The bishops "bickered" during the recent synod at the Vatican on families -- yes, the article by CNN said "bickered" -- and a lot of people wondered why Pope Francis doesn't just order changes, rather than call a two-week debatefest.

Good question, and CNN's Daniel Burke has a good answer. Actually, four good answers, highlighting the variety of sources and factions within the Roman Catholic Church. And he lays them out in mostly even-handed fashion. We'll look at the exceptions in a bit.

The Vatican synod, as you may know, was called to spot new ways of helping stressed-out families. The bishops also were charged with seeking out the possibility of providing Eucharist and other Church services to gay couples and to Catholics who had divorced and remarried.

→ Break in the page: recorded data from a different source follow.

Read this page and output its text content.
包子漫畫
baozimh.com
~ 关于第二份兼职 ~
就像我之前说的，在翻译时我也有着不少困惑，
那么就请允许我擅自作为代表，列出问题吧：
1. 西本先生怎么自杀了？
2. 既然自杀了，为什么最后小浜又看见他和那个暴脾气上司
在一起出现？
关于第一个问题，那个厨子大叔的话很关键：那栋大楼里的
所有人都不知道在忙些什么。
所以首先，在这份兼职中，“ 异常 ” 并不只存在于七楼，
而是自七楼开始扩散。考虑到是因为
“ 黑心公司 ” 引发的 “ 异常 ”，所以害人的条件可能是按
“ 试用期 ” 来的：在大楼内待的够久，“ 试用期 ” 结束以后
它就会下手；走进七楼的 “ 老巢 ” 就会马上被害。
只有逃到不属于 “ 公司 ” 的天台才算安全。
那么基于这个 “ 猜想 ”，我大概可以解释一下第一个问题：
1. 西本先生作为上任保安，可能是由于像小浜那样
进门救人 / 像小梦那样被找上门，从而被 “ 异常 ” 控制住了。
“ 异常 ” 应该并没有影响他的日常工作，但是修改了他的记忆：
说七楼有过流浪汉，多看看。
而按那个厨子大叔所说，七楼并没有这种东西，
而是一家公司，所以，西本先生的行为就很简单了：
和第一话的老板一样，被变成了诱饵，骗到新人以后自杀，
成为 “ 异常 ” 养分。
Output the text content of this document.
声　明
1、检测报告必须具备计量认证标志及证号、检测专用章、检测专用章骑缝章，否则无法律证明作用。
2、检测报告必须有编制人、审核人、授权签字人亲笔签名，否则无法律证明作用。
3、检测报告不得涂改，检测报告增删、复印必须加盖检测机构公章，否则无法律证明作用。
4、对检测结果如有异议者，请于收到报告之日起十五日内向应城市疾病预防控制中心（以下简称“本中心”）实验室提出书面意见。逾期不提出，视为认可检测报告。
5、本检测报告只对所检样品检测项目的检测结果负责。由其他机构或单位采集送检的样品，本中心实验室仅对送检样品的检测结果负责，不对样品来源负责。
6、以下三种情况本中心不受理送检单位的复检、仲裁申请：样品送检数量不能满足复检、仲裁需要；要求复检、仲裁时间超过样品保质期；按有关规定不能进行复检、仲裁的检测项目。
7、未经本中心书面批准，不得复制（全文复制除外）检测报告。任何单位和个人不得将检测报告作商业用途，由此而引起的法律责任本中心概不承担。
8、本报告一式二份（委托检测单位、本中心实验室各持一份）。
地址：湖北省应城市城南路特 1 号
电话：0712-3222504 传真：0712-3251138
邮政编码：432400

Burke alertly reports Francis' silence throughout the quarrels, as a pope who wanted to encourage dialogue rather than hand down decrees. The reporter even quotes a Latin saying by a Vatican cardinal: Roma locuta, causa finita, or "Rome has spoken, the case is closed." Ergo, if Francis had volunteered opinions, the conferees would have fallen silent.

The bishops, as reports said, considered a passage on accepting gays as members, then watered it down and then erased it altogether. As Burke reports, Francis still tried to prod the meeting his way:

In a widely praised speech, he told them the church must find a middle path between showing mercy toward people on the margins and holding tight to church teachings.

What's more, he said, church leaders still have a year to find "concrete solutions" to the problems plaguing modern families -- from war and poverty to hostility toward nontraditional unions. A follow-up meeting is scheduled for next October in Rome.